Süddeutsche Zeitung

Immobilien:Wann der Hauskauf lohnt - und wann Mieten besser ist

  • Ökonomen vom Institut der deutschen Wirtschaft haben berechnet, ab wann sich der Kauf einer Immobilie gegenüber der Miete lohnt.
  • Ergebnis: In vielen Städten lohnt es sich noch, eine Immobilie zu kaufen. Doch im Süden Bayerns sieht es anders aus.
  • Die Gefahr einer Überhitzung sehen die Ökonomen bundesweit aber nicht. Sie halten die Immobilienpreise weiterhin für realistisch.

Von Benedikt Müller, Frankfurt

Es ist die wohl schwierigste Finanzfrage des Lebens: Lohnt es sich, all seine Ersparnisse zusammenzulegen, um eine eigene Immobilie zu kaufen? Oder wohnt man lieber zeitlebens zur Miete und legt dafür sein Geld breit gestreut an? Die Preise für Wohnungen, Häuser und Grundstücke sind in den vergangenen Jahren kräftig gestiegen - was auf den ersten Blick für das Mieten spricht. Doch gleichzeitig sind Immobilienkredite durch die niedrigen Zinsen so billig wie nie. Das macht es nicht unbedingt leichter für diejenigen, die sich derzeit fragen: Mieten oder Kaufen?

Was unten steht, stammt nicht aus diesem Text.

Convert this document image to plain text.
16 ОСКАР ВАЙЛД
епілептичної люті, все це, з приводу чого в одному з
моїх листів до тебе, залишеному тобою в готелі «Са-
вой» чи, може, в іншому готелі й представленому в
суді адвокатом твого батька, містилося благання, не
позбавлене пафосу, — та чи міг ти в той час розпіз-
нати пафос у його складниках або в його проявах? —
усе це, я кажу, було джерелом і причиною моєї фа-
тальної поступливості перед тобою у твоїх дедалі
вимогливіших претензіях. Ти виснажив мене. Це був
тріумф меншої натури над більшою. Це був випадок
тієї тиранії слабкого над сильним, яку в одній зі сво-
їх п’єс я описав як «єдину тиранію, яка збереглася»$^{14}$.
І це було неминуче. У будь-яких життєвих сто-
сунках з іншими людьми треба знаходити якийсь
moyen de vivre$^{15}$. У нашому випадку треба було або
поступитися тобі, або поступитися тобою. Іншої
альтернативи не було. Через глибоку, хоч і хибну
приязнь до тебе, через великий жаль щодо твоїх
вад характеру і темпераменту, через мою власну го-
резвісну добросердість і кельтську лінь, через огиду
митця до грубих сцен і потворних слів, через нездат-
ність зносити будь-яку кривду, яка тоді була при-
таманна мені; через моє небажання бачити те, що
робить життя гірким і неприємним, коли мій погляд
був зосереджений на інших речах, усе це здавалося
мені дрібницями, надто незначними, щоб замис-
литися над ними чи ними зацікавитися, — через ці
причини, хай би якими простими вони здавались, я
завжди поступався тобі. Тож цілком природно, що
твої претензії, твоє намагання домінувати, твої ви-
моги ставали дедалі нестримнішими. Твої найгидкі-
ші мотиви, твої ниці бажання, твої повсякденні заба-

Das Institut der deutschen Wirtschaft (IW) hat nun in einer Studie nachgerechnet, wann sich ein Kauf beziehungsweise die Miete lohnt. Demnach ist es in Deutschland flächendeckend günstiger, im Eigentum zu leben - im Durchschnitt liegt die Ersparnis bei 41 Prozent bezogen auf die monatliche Zahlung. Hinzu kommt allerdings, dass der Käufer sein Darlehen auch tilgen muss. Und: Die Zahlen gelten eben nur für das aktuelle Zinstief. Was passiert also, wenn die Zinsen wieder steigen? Könnten die Immobilienpreise dann einbrechen, und Banken auf den Schulden sitzenbleiben?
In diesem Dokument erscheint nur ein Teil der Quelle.